PowerCrazy wrote:
I couldn't agree with you more, unfortunetly... The way an adjacency matrix works is it takes the pathways from one node to another and calculates the number of possible hops of n between those two nodes. Adjacency matricies are used primarilly in network theory and most internet routers use them. They are good because it assumes that a hop of 2 is going to be shorter than a hop of 4. And its VERY easy math to figure out how far away (and thus what type of threat it is) a node is. I'm think that in our universe of having the starlanes connect only the 3-5 closest stars that if there is a shorter path the AI won't care at least not until v.7 or so.
A--------------------------------------------B = 1 hop
A--------C----------D----------------------B = 3 hops
In most cases A directly to B will be shorter than the other.
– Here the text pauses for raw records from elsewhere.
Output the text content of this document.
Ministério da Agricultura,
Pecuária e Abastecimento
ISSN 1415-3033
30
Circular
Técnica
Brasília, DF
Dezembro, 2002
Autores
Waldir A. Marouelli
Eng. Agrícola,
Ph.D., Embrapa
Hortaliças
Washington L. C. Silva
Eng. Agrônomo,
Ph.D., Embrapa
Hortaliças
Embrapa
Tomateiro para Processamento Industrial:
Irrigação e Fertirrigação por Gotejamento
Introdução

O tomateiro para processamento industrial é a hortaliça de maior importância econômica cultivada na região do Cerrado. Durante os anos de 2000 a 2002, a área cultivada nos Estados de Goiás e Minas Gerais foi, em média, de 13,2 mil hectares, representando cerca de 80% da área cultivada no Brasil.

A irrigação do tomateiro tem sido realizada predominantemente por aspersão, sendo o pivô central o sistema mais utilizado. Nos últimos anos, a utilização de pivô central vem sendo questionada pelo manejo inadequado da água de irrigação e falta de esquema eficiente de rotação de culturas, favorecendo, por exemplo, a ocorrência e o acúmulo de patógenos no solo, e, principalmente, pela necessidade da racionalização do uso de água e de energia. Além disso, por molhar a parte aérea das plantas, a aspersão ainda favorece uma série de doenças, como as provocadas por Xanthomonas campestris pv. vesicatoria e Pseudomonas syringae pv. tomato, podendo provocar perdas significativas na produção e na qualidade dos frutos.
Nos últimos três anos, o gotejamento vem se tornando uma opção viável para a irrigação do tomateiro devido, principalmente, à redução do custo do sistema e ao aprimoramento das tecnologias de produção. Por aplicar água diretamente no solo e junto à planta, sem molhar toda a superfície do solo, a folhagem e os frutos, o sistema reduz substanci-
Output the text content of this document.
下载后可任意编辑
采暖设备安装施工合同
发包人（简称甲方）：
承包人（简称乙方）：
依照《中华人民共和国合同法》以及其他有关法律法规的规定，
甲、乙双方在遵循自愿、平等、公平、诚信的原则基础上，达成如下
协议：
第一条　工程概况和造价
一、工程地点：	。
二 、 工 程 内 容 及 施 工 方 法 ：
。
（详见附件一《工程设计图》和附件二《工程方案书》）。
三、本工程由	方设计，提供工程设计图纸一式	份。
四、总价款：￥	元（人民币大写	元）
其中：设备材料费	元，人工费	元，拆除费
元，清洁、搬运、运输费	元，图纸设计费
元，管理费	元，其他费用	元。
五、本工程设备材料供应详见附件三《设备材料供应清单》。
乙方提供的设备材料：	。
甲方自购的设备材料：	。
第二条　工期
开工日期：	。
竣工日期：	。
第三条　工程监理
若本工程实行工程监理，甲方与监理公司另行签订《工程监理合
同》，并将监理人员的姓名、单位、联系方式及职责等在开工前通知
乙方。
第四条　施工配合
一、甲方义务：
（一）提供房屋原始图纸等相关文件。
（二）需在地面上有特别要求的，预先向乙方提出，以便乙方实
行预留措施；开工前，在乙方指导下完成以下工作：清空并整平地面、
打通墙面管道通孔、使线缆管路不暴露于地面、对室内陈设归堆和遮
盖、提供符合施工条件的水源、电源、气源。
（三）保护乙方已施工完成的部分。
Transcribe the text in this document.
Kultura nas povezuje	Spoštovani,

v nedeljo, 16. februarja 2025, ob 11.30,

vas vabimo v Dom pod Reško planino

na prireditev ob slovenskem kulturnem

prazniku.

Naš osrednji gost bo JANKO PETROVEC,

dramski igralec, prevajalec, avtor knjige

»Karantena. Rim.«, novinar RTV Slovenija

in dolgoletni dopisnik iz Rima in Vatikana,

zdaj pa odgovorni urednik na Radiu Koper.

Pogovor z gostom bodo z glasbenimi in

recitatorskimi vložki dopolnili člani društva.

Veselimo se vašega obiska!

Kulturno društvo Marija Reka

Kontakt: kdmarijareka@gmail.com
However as the AI code matures i'm sure we can put some exceptions and other considerations to help "optimize" the AI.
Well, the thing is, if we allow offroad travel, which we probably will, then the graph is actually going to be fully connected, in other words, you can get anywhere from anywhere else in some finite amount of time.
(Unlike in a network where you can only go along the graph edges)
If you just do a breadth-first search of the starlane graph to calculate node distances, you're going to misjudge the threat levels of nodes where going offroad is faster than going via starlane.
Also, if we have anything like downgrading/upgrading of starlanes (like MOO3 was going to originally), then you've got to deal with weighted edges, in which case, a path of more hops might be shorter.
That's why you're probably going to want minimum travel time instead of just number of starlane hops. This can still be done in an adjacency matrix. It'd just be different data stored for each pair.